В буклетах министерства туризма это место изображается весьма наглядно: ледники под высоким небом, эдельвейсы, снятые крупным планом, идиллические альпийские хижины, полуразрушившиеся, с неуклюжими крестьянскими семьями у дверей (суровый старик с трубкой, красивая женщина в национальном костюме, трое детей и мечтательный пес). На снимках видны извилистые горные тропы под изящными водопадами, которые являют земную аналогию изогнутых контуров радуги на горизонте. Зеленые, усыпанные цветами луга со щедро рассеянными по ним коровами. Если перевернуть страницу буклета – то же самое зимой. Альпийская хижина с крышей, укутанной снегом, с застывшей струйкой дыма над трубой. Водопад, превратившийся в хрупкое стеклянное чудо изо льда. И лыжни с расставленными на них веселыми игрушечными человечками в ярких куртках, замершими в странных позах, с неестественно вывернутыми руками и ногами. Сидя в кресле канатной дороги, машет рукой маленькая девочка. Однако проспект умалчивает – и правильно делает – о долгих дождливых днях, серой осени, скуке и запустении межсезонья. На фотографии, сделанной с вертолета, – целая деревня: десятка два сбившихся в стайку домов, теснящихся на крошечном уступе. Вот главная улица, узкая серая змейка. К сожалению, на снимке не видно магазинов по обеим ее сторонам, бутиков знаменитых ювелиров и кутюрье, сувенирных лавок, закрытых летом. Вон то голубое пятнышко – бассейн в саду роскошного отеля. Здания рядом с ним, все эти белые кубики – тоже гостиницы, но подешевле. И те черные точки – отели, еще дешевле, для туристических групп. Кроме вон того длинного здания; это закрытая частная школа.
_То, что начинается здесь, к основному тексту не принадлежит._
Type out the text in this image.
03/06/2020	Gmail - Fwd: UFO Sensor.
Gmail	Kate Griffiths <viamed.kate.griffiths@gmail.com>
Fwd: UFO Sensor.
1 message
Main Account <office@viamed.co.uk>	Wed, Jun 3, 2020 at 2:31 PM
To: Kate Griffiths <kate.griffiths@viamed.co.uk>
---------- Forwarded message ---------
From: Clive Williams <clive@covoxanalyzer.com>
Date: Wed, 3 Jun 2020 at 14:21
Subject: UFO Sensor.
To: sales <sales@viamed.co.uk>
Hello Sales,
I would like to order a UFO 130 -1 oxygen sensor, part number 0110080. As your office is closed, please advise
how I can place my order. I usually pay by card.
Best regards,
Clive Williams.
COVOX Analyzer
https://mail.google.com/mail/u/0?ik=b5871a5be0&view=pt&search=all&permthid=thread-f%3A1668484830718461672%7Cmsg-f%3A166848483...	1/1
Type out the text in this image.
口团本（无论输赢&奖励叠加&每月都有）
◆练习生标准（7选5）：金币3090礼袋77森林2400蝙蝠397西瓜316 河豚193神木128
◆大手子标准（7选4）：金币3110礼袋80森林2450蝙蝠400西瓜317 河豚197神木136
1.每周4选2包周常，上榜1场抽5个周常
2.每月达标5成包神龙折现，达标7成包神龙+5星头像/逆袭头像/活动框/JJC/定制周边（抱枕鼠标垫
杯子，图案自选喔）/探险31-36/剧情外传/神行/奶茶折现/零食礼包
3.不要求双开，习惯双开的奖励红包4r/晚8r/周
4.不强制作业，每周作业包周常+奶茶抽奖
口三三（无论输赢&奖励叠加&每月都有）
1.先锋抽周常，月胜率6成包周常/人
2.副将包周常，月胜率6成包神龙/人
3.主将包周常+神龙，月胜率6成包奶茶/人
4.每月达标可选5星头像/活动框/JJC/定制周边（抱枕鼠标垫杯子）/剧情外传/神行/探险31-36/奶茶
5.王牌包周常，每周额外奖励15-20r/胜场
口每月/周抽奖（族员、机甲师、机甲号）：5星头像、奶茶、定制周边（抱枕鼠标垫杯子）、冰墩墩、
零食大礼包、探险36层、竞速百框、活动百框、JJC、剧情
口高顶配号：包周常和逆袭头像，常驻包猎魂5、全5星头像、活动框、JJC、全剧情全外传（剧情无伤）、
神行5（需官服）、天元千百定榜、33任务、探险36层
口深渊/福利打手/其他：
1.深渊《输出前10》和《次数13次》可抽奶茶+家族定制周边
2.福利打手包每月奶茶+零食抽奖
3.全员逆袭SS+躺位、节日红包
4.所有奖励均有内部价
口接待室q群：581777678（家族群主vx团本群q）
Международная школа де Веско. Она пользуется всемирной славой, которую ей создала главным образом элегантная, украшенная гербами почтовая бумага. А в остальном она вполне заурядна. Плата за обучение так высока, что почти никогда никого не исключают; учителя – благодушные люди с различными душевными недугами; директор мсье Финзель – напыщенный тупица. Но внешний вид школы производит впечатление: белый фасад, изящные резные ставни позапрошлого обескураженного века. Длинные коридоры с суровыми статуями. Прежде воспитанники носили школьную форму военного образца, но несколько лет назад ее отменили. Флаги государств ЕС над футбольным полем. И клуб выпускников, членами которого состоят приезжающие в Ле-Веско раз в год старики. О школе у них остались приятные воспоминания, и это понятно. В сущности, здесь всем нравится. Учителя не утруждают заданиями, здесь уютно, живописные пейзажи. Мне тоже нравилось.
Я поступил в школу, когда мне было десять, и закончил ее, когда мне исполнилось восемнадцать. Значит, восемь лет во дворце, у подножия белых гор, под пламенеющими восходами. Восемь лет под сенью огромных старых дубов и величественных плакучих ив, склонявшихся над испещренной солнечными бликами травой, в сиянии высокооплачиваемого альпийского солнца. Восемь лет, которые я провел вдали от мира.
Я делил комнату – кстати, просторную и чисто убранную – с мальчиком по имени Жан Браунхофф. Он был сыном торговца оружием и одним из самых симпатичных людей, которых я знал. (Мне довелось познакомиться и с его отцом, застенчивым человечком, очень вежливым и немного испуганным.) Ученики происходили из разных стран, многие так и не научились бегло говорить по-немецки или по-французски. В школе царило чрезвычайно занимательное смешение языков, очаровательная вавилонская бессмыслица. Разумеется, никто не понимал учителей, да и зачем, если из окна открывается такой вид! На мраморные горы, на это несказанно голубое небо с перламутровыми облачками. И разве все мы не были богатыми наследниками?
Хорошо, я не был, но об этом я узнал значительно позже. И потому я бродил – в вечном страхе сорваться и упасть – по цветущим горным склонам, начал вести дневник, забросил его, читал Платона[13] и Лейбница[14] и учился играть в гольф. Мне это даже неплохо удавалось, мне нравилась в нем некая геометрическая четкость. В шахматы я, напротив, играл ужасно, а хорошо ли я играл в карты, не мне судить; играл я хотя и часто, но только не по правилам.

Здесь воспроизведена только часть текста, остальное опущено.